The consolations of this act of passing– fitting in and tending to others’ expectations– are bogus. Can I pretend my heart is hidden from God? (Thinking of Luke 12:3.) This choosing to pass is also a failure of responsibility to friends who can’t choose to pass: I let them stay other in the eyes of my faith community, even of prospective allies in my faith community. This consolation also can’t compare to the joy I feel when I truly acknowledge and welcome my whole extravagantly sissy, tender, outrageous self. There’s a simplicity in this acknowledgement that I’m taking a deep breath and embracing. I believe doing this will bring me more harmony with the embodied qualities of Catholic faith I love, and more courage in speaking up against the aspects of the Catholic understanding of the body that I resist.

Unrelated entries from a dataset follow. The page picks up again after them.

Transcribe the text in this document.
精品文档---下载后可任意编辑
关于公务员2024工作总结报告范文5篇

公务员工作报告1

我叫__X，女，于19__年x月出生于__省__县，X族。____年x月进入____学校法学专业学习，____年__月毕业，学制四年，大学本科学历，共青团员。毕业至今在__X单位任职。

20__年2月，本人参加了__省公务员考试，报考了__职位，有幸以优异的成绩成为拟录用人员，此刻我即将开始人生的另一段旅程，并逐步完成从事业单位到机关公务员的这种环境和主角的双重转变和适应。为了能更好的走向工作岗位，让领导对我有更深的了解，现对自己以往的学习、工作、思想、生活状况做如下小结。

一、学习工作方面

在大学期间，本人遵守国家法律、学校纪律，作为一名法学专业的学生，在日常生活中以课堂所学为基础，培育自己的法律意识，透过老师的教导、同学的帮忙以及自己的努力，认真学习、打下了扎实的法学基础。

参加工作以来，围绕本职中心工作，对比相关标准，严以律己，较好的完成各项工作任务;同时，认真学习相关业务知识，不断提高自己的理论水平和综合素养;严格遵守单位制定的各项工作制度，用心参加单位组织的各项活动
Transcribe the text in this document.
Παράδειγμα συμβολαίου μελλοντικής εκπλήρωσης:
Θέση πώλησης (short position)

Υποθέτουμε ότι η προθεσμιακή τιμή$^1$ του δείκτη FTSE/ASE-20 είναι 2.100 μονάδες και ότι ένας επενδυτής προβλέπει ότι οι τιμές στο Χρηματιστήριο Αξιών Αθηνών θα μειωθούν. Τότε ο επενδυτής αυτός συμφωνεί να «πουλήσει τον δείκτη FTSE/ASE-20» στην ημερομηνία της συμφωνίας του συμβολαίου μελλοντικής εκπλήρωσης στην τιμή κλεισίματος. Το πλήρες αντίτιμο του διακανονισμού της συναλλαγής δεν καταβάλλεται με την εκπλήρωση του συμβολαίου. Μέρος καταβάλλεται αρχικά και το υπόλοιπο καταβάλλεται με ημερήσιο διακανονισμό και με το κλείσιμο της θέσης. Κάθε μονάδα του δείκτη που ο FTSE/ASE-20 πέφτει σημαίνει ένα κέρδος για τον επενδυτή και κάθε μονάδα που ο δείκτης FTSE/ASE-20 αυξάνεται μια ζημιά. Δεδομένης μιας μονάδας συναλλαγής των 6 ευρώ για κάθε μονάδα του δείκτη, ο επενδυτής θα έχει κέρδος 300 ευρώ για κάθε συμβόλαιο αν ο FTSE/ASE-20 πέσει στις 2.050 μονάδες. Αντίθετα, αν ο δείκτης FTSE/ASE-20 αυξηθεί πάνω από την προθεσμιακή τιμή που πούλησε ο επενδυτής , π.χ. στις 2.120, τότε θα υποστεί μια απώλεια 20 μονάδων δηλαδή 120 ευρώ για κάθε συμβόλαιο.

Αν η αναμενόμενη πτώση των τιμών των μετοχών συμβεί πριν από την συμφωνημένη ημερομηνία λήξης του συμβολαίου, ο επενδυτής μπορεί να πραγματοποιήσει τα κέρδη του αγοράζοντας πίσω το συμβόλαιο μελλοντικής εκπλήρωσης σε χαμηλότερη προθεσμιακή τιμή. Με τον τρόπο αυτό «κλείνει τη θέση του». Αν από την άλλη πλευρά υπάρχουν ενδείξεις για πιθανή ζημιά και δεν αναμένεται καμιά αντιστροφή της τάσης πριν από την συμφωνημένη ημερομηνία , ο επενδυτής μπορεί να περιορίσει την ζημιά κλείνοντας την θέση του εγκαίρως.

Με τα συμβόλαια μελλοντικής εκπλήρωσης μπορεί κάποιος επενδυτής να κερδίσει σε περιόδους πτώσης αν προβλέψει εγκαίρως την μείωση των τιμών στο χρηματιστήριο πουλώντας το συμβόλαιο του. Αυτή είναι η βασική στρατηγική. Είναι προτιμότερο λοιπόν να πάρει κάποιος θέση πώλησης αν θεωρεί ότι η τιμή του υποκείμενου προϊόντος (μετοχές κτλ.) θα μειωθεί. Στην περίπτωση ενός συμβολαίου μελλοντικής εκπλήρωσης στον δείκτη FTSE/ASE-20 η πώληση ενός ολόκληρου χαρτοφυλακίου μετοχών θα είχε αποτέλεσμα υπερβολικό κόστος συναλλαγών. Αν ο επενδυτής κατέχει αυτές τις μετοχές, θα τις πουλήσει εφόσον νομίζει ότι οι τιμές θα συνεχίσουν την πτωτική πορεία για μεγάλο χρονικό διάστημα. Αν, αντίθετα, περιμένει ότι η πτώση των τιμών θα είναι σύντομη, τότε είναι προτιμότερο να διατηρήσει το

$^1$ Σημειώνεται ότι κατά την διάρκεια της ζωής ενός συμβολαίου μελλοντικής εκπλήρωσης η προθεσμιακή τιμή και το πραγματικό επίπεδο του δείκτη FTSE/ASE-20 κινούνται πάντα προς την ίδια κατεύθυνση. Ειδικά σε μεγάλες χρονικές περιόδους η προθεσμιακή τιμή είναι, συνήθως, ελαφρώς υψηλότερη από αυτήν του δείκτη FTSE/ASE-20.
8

Speaking of which, I’m feeling more and more acutely the cost of being a man in an institution as foundationally sexist as the church. The Catholic church is the church of Mary, Ruth, Miriam, Julian of Norwich, St. Theresa, Flannery O’Connor, Sr. Mary Antona Ebo, Teresa Forcades i Vila OSB, Dorothy Day, Mairead Maguire, Milet Mendoza, Eleanor Josaitis, Sr. Helen Prejean: women on fire with the Spirit. But the Church’s name and might has also been, again and again, a means of controlling women throughout history, relegating them to a smaller humanity than men. The Church’s denial of the priesthood to women is offensive. It’s one of the distortions– like Augustine’s justification of forced conversions from, of all things, Christ’s parable of the great banquet– that come from rationalizing the arrangements of power in the societies where the Church had been invited to share that power.
The practice of church doctrines on sexual responsibility are, I believe, one aspect of this diminishment and devaluation of the female. Instantiated in everything from the Church’s extensive charitable work to its Sunday school, this doctrine falls punitively (and almost exclusively) on women, on the female body as a site of male power and control. For repeating the sin of Eve, a woman’s atonement will be acceptance of a child she may have no means to care for and no support in raising. In my stinging conscience, I’m aware of how my comfort as a man in a male-dominated institution has sometimes dulled my resolve to speak out about sexuality, female empowerment, and abortion to my Catholic spiritual siblings, and my resolve to show visible solidarity with others who do so.
I love Catholicism for the age and weathered grandeur and extravagant patchiness of its cultural and ecclesial life. It reflects many societies, many ways of knowing. The Church’s very human overelaboration– of ritual, artifice, decoration– doesn’t match the grandeur of God. But this overelaboration is, to me, a more beautiful sort of failed attempt than that of the hard-pew, bare-cross Presbyterianism I was raised in. I feel I belong in the Church. I write candidly about sexuality and institutional sexism here not out of a fantasy of reshaping the church to suit my experience, but because it feels poisonous to belie my conscience by omission. “He who acts against his conscience always does moral evil.” My resolution is to risk discomfort more in search of truer harmony and joy, and to give more labor and solidarity to those doing kingdom work in the church itself.
Thanks to A and G who urged me to find the courage to speak all this. Thanks to J for shining a light for me on women leaders, lay and religious, in the church.